Kevin Cao (II) – Sur les traces d’Adrien Thevenet

Un an et demi a passé depuis notre premier entretien avec Kevin Cao (La parole aux silences, JudoAKD#005). Un peu plus d’un an également après s’être croisés sur une ultime journée des Jeux paralympiques 2024 riche en émotions tant françaises qu’étrangères. En cet automne 2025, le journaliste limougeaud revient avec Rattrapé par la ceinture, un nouvel ouvrage à quatre mains, écrit cette fois aux côtés d’Adrien Thevenet, ex-« enfant abandonné dans un camp en Éthiopie qui, après une enfance compliquée et une adolescence chaotique, semblait promis à l’internement ou à la prison » mais aura vu son existence… rattrapée par la ceinture de son judogi. « Adopté en France à l’âge de cinq ans, Adrien Thevenet, sociétaire du Judo Club Châtelaud (Haute-Vienne), est devenu quadruple champion de France de sport adapté et a disputé les Global Games, l’équivalent des Jeux olympiques pour les sportifs en situation de handicap mental« , poursuit le communiqué de presse. À Kevin de donner un avant-goût du reste. – JudoAKD#044.

 

 

 

 

Une version en anglais de cet entretien est disponible ici.

 

Comment s’est faite ta rencontre avec Adrien Thevenet ?

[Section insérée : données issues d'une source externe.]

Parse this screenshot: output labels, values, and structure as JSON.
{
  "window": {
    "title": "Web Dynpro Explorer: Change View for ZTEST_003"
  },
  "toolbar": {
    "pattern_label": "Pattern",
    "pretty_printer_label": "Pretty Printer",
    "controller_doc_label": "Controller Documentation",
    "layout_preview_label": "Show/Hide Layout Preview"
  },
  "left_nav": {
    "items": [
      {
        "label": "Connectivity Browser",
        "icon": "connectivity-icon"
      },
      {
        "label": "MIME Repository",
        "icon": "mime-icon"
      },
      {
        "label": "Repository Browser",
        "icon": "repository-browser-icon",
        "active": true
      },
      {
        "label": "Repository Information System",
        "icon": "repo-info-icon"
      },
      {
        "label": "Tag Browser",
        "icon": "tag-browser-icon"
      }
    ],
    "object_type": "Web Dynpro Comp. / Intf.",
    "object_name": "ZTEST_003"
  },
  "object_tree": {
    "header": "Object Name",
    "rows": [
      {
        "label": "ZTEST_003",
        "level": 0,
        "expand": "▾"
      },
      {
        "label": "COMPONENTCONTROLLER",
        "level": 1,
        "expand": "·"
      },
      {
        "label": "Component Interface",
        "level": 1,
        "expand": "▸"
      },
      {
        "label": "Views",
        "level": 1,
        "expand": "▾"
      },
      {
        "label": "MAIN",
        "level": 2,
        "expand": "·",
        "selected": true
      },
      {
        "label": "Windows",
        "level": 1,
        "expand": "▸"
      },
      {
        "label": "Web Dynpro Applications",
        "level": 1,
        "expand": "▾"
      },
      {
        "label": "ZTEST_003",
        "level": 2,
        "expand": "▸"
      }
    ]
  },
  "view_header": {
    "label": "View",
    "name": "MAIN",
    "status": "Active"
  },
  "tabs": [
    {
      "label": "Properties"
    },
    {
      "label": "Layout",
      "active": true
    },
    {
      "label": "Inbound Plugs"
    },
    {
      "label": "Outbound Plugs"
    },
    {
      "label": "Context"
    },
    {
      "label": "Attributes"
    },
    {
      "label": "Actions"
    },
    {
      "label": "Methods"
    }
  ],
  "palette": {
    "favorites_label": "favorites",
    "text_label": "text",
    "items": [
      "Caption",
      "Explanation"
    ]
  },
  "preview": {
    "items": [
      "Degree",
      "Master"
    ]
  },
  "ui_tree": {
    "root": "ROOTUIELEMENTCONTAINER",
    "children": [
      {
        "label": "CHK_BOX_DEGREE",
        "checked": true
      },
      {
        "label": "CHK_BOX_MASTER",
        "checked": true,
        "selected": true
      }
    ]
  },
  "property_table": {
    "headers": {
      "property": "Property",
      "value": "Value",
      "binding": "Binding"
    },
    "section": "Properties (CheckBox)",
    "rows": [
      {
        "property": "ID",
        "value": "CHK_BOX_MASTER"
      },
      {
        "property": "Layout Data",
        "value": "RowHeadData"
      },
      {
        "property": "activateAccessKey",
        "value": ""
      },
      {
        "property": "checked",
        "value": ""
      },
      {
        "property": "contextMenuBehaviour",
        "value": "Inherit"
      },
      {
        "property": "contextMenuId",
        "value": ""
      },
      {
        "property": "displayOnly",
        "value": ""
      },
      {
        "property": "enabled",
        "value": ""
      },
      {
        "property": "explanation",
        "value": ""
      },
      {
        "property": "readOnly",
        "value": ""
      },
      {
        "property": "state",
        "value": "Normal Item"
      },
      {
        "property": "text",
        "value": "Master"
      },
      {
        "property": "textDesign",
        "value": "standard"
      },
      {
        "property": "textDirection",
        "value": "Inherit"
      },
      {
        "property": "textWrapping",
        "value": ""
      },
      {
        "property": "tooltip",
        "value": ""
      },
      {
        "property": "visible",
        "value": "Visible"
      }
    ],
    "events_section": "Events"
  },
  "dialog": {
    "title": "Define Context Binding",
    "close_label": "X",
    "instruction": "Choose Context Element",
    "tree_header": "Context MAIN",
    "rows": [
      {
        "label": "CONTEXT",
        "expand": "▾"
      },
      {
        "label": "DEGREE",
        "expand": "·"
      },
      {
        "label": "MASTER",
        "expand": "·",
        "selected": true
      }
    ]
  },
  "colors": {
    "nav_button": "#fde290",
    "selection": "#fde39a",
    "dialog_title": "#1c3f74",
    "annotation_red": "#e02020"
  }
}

La première rencontre a eu lieu en 2023. J’avais entendu qu’un judoka de la Haute-Vienne, plusieurs fois champion de France de sport adapté, s’apprêtait à disputer les Global Games, l’équivalent des Jeux olympiques pour les déficients mentaux. Dans ce cadre, j’avais fait une page portrait pour mon journal, Le Populaire du Centre. J’étais un peu resté sur ma faim car il était impossible de tout conter en une seule page. Or Adrien a vécu mille vies et a surtout enduré mille maux avant de bénéficier de cette reconnaissance. 

 

Qu’est-ce qui vous a décidés tous les deux à vous lancer dans ce projet d’ouvrage ?

L’idée vient de Gérard Bayle et d’Houcine Ghobrini, les dirigeants du club de judo de Chateauponsac, où Adrien a démarré le judo. Le lundi 9 septembre 2024, ils sont à la mairie de Limoges, lors du retour triomphal de Cyril Jonard de Paris 2024. En voyant, ce jour-là, le livre de la légende du para judo français, ils se disent la même chose : « Et pourquoi pas un livre sur Adrien ? ». Ils me contactent dans la foulée et, après une réunion avec les parents d’Adrien, ce projet devient une évidence : il y a une histoire à raconter. Elle est triste et dure mais elle est surtout vraie et inspirante. Ce garçon qui réside dans un foyer de vie mérite d’être mis en lumière. Peu de monde le connaît, il a vécu les pires atrocités et, plus de trois décennies plus tard, alors qu’on craignait qu’il finisse en prison ou en hôpital psychiatrique, il est plus vivant que jamais… Nous avons déjà eu de longs échanges à ce sujet : je crois, comme toi, à l’humain. Aux histoires avant les résultats. Au ressenti plutôt qu’aux datas. Et, comme pour Cyril Jonard, il y a cette volonté de s’investir pour un homme qui mérite autant de lumière que tous les champions surmédiatisés. 

 

Comment as-tu procédé ?

J’ai surtout recueilli le témoignage de ses proches (parents, frère de cœur, sœur adoptive, professeur de judo, etc.) pour retracer son parcours. Il y avait la volonté d’être le plus fidèle possible à son histoire chaotique sans tomber toutefois dans le voyeurisme. 

 

Adrien Thevenet en couverture de Rattrapé par la ceinture. ©Quentin Vectan-Berbey et Marius Mondy/JudoAKD

 

Qu’as-tu appris en travaillant sur cet ouvrage ?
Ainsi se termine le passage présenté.